This repository contains tools which help working with IPFS that was collected during the ORCESTRA field campaign.
The file pinlist.yaml
contains a list of Pin objects according to the IPFS Pinning Serices API Spec:
The pinlist contains descriptions of CIDs which are relevant for the field campaign and should be kept. The pinlist is used by pinning services to pin those CIDs.
The only required attribute is the cid
, however, the other attributes are recommended. name
and meta
help identifying the Pin object. For incremental changes, The meta.prev
attribute should point to an existing CID that the changes are based on. This allows IPFS to only fetch and pin differences, which can speed up retrieval.
It may be necessary to pin only subsets of all CIDs depending on available storage space or network bandwidth. In order to facilitate this selection, it is recommended to provide a list of tags
within the Pin object metadata, e.g.:
cid: Qmas...
name: ORCESTRA HEAD v42
meta:
tags: [all]
Currently known tags
are:
all
: For "head" CIDs pointing to the whole ORCESTRA datasetaux
: For auxiliary data that should be available on processing sites, but is not part of the ORCESTRA dataset
A very simple way to pin everything contained in the pinlist would be using yq:
cat pinlist.yaml | yq .[].cid | xargs ipfs pin add -r
A simple way to e.g pin only dropsonde data could be:
cat pinlist.yaml | yq '.[] | select(.meta.tags.[] == "dropsonde").cid' | xargs ipfs pin add -r
The most common entry in the pinlist is the so-called "HEAD CID", which is a recursive pin pointing to the entire ORCESTRA dataset. This CID is intended for easy mirroring of the whole dataset at different locations (e.g. DKRZ in Germany, CIMH in Barbados).

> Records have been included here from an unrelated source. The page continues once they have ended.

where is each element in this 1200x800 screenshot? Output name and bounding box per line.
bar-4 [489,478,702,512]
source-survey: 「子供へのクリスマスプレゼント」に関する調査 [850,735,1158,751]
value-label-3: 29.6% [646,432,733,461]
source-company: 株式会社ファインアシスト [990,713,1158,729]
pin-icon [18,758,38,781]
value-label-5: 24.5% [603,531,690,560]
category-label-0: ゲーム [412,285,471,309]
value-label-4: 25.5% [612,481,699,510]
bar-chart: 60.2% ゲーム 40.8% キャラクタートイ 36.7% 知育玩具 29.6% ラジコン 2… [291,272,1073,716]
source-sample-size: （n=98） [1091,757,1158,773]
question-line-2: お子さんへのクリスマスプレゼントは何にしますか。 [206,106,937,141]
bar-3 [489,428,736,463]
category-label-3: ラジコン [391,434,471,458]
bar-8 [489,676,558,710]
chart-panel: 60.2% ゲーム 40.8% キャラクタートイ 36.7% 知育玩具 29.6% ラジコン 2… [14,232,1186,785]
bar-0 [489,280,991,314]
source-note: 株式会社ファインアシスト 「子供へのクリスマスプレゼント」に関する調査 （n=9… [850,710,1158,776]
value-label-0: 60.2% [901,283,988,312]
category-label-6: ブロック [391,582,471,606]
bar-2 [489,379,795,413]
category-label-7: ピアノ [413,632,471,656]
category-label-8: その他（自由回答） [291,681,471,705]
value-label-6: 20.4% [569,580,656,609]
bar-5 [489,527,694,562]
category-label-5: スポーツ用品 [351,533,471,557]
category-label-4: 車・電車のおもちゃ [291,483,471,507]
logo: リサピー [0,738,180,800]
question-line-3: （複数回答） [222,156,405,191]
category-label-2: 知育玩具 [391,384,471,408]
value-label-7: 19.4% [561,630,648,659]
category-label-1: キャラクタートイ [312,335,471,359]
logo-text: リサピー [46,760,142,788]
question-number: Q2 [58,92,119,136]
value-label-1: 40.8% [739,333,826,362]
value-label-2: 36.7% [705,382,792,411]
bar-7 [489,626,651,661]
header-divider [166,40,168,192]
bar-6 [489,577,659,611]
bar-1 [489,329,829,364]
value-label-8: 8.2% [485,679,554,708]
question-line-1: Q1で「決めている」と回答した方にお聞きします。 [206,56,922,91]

The HEAD CID can be created by writing the whole dataset tree to the Mutable File System (MFS).
The structure of the dataset tree and the associated CIDs are defined by the tree.yaml
file.
The convenience script scripts/write_tree.py
can be used to write the tree currently described in tree.yaml
to the MFS and retrieve the HEAD CID.
One caveat of the current Pull Request (PR) based pinning system is the need for synchronicity between the merging of a new dataset and the availability of that data. This means that the data is initially only available on the system of the data provider who has opened a PR to add their data. In order to merge that PR, the data must be available, i.e. the data provider's system must be reachable. This is likely to be the case for servers or HPC systems, but less likely for personal computers of virtual machines.
A possible workaround is to create Content Addressable Archives (CAR). These archives bundle the (recursive) CIDs together with the data. You can create a CAR for a given CID by running
ipfs dag export <CID> > <CID>.car
The resulting CAR can then be made available when opening a PR (e.g. on the Levante file system or via a file sharing provider, depending on size). The CAR can then also be used to pin the data if the data provider's system is unreachable.